Imagine that the Father takes the lead in the eternal dance. Reciprocating the work of the Spirit, he pours himself out into the Son and Spirit, the dance of love overflowing. In self-emptying, the Father sends the Son as Redeemer and gives divine power over our redemption to the Spirit. The Son temporarily gives up his divine privileges and becomes fully human. God submits to becoming a part of creation, yet God cannot stop being God. He takes on our fallen humanity—a humanity that can sin like us—but through obedience to the Father and submission to the Spirit, Jesus does not sin like us, making a way for us. In Jesus, God is perfectly represented for us, and the character of God is fully seen in submitted, self-giving, Spirit-empowered life.

God makes space within eternity for humanity, for God and humanity exist perfectly and paradoxically together in the person of Jesus Christ. Now watch how sin and its curse—our suffering, alienation, even death itself—is taken upon Jesus on the cross, causing him to experience a loss of communion with the Father and the Spirit. He feels abandoned. “Why have you forsaken me!” he cries, echoing the lament of Psalm 22. Yet Jesus does not reject his humanity—he knows the Psalm ends in the good and perfect peace between God and us. The Spirit empowers him to be faithful to the end.

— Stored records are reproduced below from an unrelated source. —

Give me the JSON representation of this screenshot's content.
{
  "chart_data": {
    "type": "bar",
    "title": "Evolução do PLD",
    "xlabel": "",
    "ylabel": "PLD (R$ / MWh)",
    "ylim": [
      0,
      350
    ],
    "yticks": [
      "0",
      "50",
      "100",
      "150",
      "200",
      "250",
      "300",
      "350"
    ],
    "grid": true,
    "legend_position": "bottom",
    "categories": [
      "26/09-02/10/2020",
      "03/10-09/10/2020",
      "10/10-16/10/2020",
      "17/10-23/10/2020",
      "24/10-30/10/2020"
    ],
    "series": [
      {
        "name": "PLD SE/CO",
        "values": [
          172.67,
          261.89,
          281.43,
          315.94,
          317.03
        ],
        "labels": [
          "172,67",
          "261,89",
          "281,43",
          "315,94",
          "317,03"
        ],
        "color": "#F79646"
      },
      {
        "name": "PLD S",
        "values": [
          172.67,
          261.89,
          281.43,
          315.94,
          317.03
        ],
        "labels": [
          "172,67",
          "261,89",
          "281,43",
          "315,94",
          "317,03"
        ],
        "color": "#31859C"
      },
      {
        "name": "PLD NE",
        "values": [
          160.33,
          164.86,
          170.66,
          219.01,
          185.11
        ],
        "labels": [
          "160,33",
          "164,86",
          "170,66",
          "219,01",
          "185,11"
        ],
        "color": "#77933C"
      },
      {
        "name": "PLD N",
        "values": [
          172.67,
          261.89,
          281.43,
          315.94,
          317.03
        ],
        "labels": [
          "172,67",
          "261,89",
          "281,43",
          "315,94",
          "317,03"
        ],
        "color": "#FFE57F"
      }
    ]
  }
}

God pours Godself out for us, and takes on the consequences of sin and death. As Jesus speaks his last words, he commends his Spirit into the arms of God. And then he takes his last, dying breath. The dance seems to end abruptly. It is hard to imagine. Yet the Father and Spirit do not let go of their beloved, for the being of God cannot be broken. What is the Trinity to do when Jesus dies? What they always do, and had purposed to do all along—they dance. God makes space for humanity as Jesus extends the dance straight through sin, suffering, and death.

Jesus never lets humanity go, and Father and Spirit never let Jesus go. Jesus is one with us and one with Father and Spirit. Thus God holds onto us through death itself. The Trinity reaches through the very core of darkness, and there Jesus falls in complete trust into the embrace of Father and Spirit. And the Trinity dances, this time on both sides of the relational barrier, and this dance shatters sin and death, raising Jesus from the dead. And so begins the good and perfect peace of a new creation.

Restoration

Imagine now that the risen Son reciprocates, taking the lead in the eternal dance. All authority in heaven and earth has been given to him, so he pours himself out into the Spirit and the Father, the dance of love overflowing. In doing so he sends the Spirit as our Restorer, who is actively preparing the world for Jesus’ return. Jesus waits for the time when all things will be reconciled to God, when he will give all things back to the Father. And the Father, who knows the day of final restoration, works, and waits, and loves.

The powers of evil and death have suffered a mortal blow. We can live through our own suffering and death knowing that like Christ’s, it will end in total victory and reunion with our beloved God. Soon the day will come when time and space will be folded into eternity. For those who say yes to God, the dance draws us in. For in Jesus—who holds both divine and human, eternal and temporal, heaven and earth, perfectly and paradoxically together—the dance has been extended to you and to me. Jesus reaches out his hand and asks you to follow him, desiring you to join this eternal movement of love, or what he simply calls “eternal life.”